On a drive toward one of these places, back on the other end of the Elkhorn Road, Sabino Lopez, a former farm worker who teamed with Cesar Chavez in the 1970s and now works for affordable housing with Salinas' Center for Community Advocacy, broke a pensive silence.
"The thing I like about Steinbeck," Lopez said, "is at least he had the courage to write about the things nobody wanted to talk about."
During his last visit to the Salinas Valley, in 1960, as he wandered America with Charley the poodle, Steinbeck turned again to the land. He drove the road that climbs past the cattle grazing the soft hillsides, up along the dry ridges and into the pines of Fremont Peak.

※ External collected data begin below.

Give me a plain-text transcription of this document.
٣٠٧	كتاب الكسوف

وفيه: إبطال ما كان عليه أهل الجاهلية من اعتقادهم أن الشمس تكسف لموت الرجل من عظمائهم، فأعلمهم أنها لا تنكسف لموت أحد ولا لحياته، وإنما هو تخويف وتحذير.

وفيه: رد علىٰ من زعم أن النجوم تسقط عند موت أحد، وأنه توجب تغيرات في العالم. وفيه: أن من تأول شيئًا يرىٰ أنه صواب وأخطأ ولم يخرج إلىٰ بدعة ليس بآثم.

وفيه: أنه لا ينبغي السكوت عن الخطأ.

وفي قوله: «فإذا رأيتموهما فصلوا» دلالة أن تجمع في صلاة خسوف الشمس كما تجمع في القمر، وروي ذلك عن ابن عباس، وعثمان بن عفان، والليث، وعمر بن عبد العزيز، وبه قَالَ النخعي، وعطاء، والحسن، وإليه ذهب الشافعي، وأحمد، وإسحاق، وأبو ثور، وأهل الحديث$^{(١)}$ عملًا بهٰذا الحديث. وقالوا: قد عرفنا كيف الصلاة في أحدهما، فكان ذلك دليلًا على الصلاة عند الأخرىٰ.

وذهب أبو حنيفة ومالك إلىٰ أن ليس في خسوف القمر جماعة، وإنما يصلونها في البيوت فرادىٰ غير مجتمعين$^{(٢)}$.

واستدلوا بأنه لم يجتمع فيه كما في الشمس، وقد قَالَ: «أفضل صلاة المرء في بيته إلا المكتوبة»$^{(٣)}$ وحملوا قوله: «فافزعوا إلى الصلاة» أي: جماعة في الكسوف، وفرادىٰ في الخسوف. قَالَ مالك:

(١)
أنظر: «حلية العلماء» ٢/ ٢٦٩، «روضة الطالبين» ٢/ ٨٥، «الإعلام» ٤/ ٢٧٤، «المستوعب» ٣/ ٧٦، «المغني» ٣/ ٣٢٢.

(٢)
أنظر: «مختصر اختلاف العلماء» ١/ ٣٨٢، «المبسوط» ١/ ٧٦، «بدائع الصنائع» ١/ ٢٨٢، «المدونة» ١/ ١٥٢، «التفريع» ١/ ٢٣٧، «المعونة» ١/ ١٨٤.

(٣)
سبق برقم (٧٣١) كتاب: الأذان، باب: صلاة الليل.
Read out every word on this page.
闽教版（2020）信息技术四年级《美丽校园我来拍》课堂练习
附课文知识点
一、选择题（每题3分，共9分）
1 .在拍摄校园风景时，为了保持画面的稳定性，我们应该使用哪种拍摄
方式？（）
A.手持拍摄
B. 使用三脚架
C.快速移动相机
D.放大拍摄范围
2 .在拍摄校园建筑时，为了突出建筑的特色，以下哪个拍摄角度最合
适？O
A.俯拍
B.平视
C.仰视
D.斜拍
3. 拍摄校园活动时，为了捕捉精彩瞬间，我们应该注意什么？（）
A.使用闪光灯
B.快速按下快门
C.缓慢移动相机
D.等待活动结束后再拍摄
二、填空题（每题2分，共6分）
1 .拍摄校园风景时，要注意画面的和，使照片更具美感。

There, he mounted the "last spiky rocks to the top," and surveyed the valley.
When he wrote about this moment in "Travels with Charley," Steinbeck did not mention the hot Dust Bowl days or the simmering sagas in the town below. He did not mention the criticism or the praise.
Instead, he gently told Charley about his mother handling a gun, about his father branding a tree, in what was once, before he wrote about it, before it caught up with the outside world, its own place.
Then, he wrote, he took a last look:
"I printed it once more on my eyes, south, west, and north, and then we hurried away from the permanent and changeless past where my mother is always shooting a wildcat and my father is always burning his name with his love."